The Wild Side: Climate change and our native species
In March 2010, I had the honor of being selected as one of the representatives of the Wisconsin Department of Natural Resources at the 75th North American Wildlife and Natural Resources Conference in Milwaukee. I spoke with a biologist from Maine, who shared that there is a fair likelihood that moose would be gone from the state within 30 years. Moose are just one example of victims of a changing climate. In this second installment of my doomsday series about wildlife and climate change, we will look at the impacts of climate change through direct and indirect effects.
Unlike animals that die when winters become too cold, moose cannot survive when overwinter temperatures are not cold enough. When I worked in southwestern Minnesota, we would get one or two reports a year of moose on a dead run south. These animals suffer from a parasite called brainworm, which was what we presumed to be the cause of this behavior. The brain short-circuits and the animal takes off, running over or through anything in its way. This parasite is eventually fatal. Another parasite, deer ticks, can actually drain enough blood from a moose to weaken it to lethal levels in a mild winter.
Climate change will create living conditions and habitat changes that may benefit some wildlife species, but become unlivable for others. Native wildlife species may feel direct negative impacts of the weather, like dying of exposure, heat, disease or thirst. Indirect impacts can also lead to wildlife demise. For example, the weather may warm earlier in the spring, causing birds to head north and hatch a brood of young too early. The insects they need to feed their young may not have emerged yet, and there is not enough food for the fledglings. However, this strategy could benefit resident birds, like chickadees and cardinals, leading to an increase in their populations.
The change in climate has also benefitted exotic invasive species, a threat to our own wildlife, fish and plants, what we refer to as flora and fauna. The National Wildlife Federation estimates 40 percent of threatened and endangered species are at risk primarily because of invasive species. Animal and plant species from other climates are already spreading in Wisconsin. Spotted knapweed, for example, has worked its way well north in the state. It secretes a chemical into the soil that is toxic to other plants, what we call allelopathy. This plant displaces native plants, and as temperatures become more moderate, this plant and others can advance north.
Meanwhile, native plants that require cooler winter temperatures could fade from the landscape. The paper birch, for example, is very vulnerable to climate change, and we could see it virtually disappear from Wisconsin in the next half century. The U.S. Forest Service Northern Research Station has put together a Climate Change Atlas for 134 Tree Species of the Eastern United States (nrs.fs.fed.us/atlas/tree/). It shows the paper birch numbers will be dramatically reduced in Wisconsin under most climate change scenarios. Our most vulnerable species also include quaking aspen, sugar maple, red maple and northern red oak.

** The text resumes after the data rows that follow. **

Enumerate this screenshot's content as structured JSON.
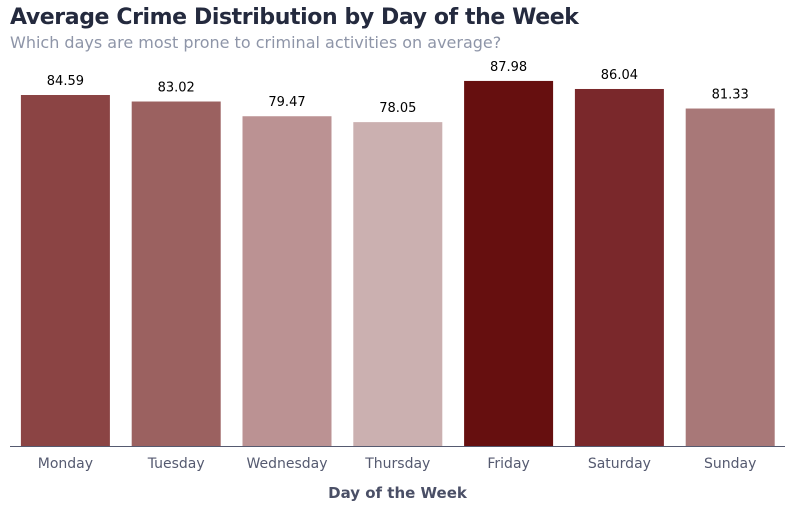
{
  "title": "Average Crime Distribution by Day of the Week",
  "subtitle": "Which days are most prone to criminal activities on average?",
  "chart_data": {
    "type": "bar",
    "title": "Average Crime Distribution by Day of the Week",
    "subtitle": "Which days are most prone to criminal activities on average?",
    "xlabel": "Day of the Week",
    "ylabel": "",
    "categories": [
      "Monday",
      "Tuesday",
      "Wednesday",
      "Thursday",
      "Friday",
      "Saturday",
      "Sunday"
    ],
    "values": [
      84.59,
      83.02,
      79.47,
      78.05,
      87.98,
      86.04,
      81.33
    ],
    "value_labels": [
      "84.59",
      "83.02",
      "79.47",
      "78.05",
      "87.98",
      "86.04",
      "81.33"
    ],
    "ylim": [
      0,
      92.4
    ],
    "grid": false,
    "colors": [
      "#8b4444",
      "#9b6160",
      "#bb9293",
      "#cbb0b0",
      "#660f0f",
      "#7a282b",
      "#a87878"
    ]
  }
}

What will happen to some of our common wildlife species when aspen and birch begin to die off? Many bird species, both game species (like ruffed grouse) and non-game species (like golden-winged warblers) rely heavily on this forest type. To survive, the birds will either need to adapt to the new climate or travel further north where their tolerances can be met. Ruffed grouse do not migrate or travel long distances. Under a “worse case” scenario, their numbers would slowly decrease until the population becomes too small to sustain. Without their main food source, and without adequate snow cover for protection from wintertime predators, grouse populations suffer; we already see this in states further south. If the climate continues to change as it has, it is possible that by the end of the century, grouse might thrive only in the northernmost reaches of the state.